Dlatego nie będziemy porównywać ze sobą trafień pochodzących z kompletnie różnych parafii, a z mniej więcej tych samych. Dziś gole wbite po solowych rajdach. Taka bramka to mokry sen każdego chłopaka, który wychodzi na boisko z piłką pod pachą. Ale tu też granice są poniekąd płynne – nie powiemy wam, że braliśmy pod uwagę tylko gole, które padły po przebiegnięciu przynajmniej czterdziestu metrów i minięciu minimum czterech rywali, bo byłby to przejaw braku zdrowego rozsądku. Zestawienie jest rzecz jasna mocno subiektywne. Dodatkowe ograniczenia dotyczą czasu, bo nie możemy wykluczyć, że umknął nam jakiś radosny rajd z okresu, kiedy archiwizowanie i hajpowanie boiskowych wydarzeń nie było tak popularne, oraz z rangi rozgrywek, bo nie będziemy się kłócić, jeśli wytkniecie nam, że pięć lat temu w lidze salwadorskiej ktoś przebił światowe gwiazdy i to dość zdecydowanie.

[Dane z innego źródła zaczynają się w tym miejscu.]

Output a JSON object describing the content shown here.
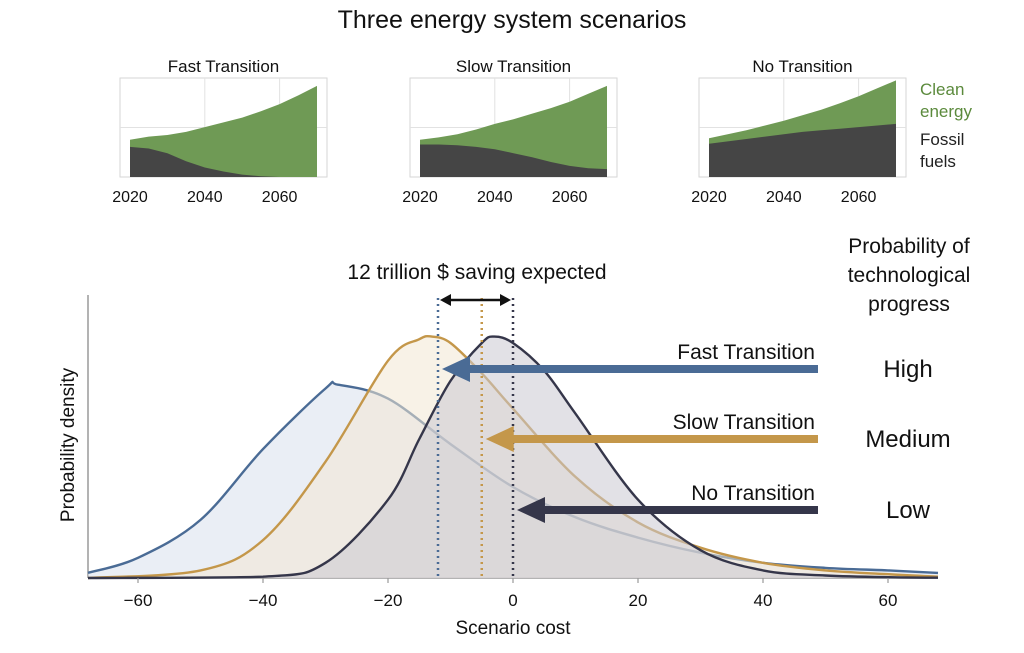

No właśnie, zachęcamy do przesyłania swoich propozycji. Nasze są takie.

EDEN HAZARD Z ARSENALEM (4.02.2017)

Na dzień dobry coś w rodzaju nagrody za całokształt twórczości. Kilka bramek belgijskiego skrzydłowego było branych pod uwagę przy układaniu tego rankingu, choćby pamiętnym trafieniom z Liverpoolem czy West Hamem nie zabrakło zbyt wiele. Z tego względu uznaliśmy, że przynajmniej jeden gol Hazarda musi znaleźć się w rankingu. Wybraliśmy trafienie z derbów z Arsenalem w sezonie, który zakończył się tytułem dla The Blues. Można odnieść wrażenie, że Coquelin nie dałby rady nawet wtedy, gdyby wskoczył Belgowi na plecy.

GARETH BALE Z INTEREM MEDIOLAN (20.10.2010)

To jeszcze jedno wyróżnienie z tej samej beczki. W solowe gole umie też (a może umiał?) Gareth Bale. Przypominamy sobie choćby trafienie z Rayo Vallecano, klasykiem jest też bramka z Barceloną, która dała Realowi Puchar Króla, gdy Walijczyk za linią boczną odstawiał Bartrę, ale chyba najtrudniej było dokonać takiej sztuki z Interem. Dzięki bardzo szybkiemu przebieraniu nogami piłkarz Tottenhamu poradził sobie z Maiconem, Javierem Zanettim i Walterem Samuelem, a dzięki precyzji z Julio Cesarem. To godni rywale. A przecież w trakcie tego magicznego dla siebie wieczoru Bale walnął hat-tricka.

DIMITRI PAYET Z MIDDLESBROUGH (1.10.2016)

Payet generalnie potrafi w piękne gole. Niewykluczone, że znajdzie się również w innych zestawieniach – choćby wtedy, gdy będziemy oceniać bramki z rzutów wolnych. Dlaczego wyróżniliśmy tego gola? Po pierwsze z powodu tego, jak Francuz ośmieszył Antonio Barragana zaraz po przyjęciu długiej piłki. Po drugie ze względu na to, że widać jak na dłoni, jak wspaniale się nakręcał – wbicie się w pole karne było już w zasadzie formalnością. Przebycie całego, z przeplatanką po drodze, nie, ale udało się perfekcyjnie. No i po trzecie – nie spartolił chłop tego pięknego rajdu, a to byłaby przecież zbrodnia.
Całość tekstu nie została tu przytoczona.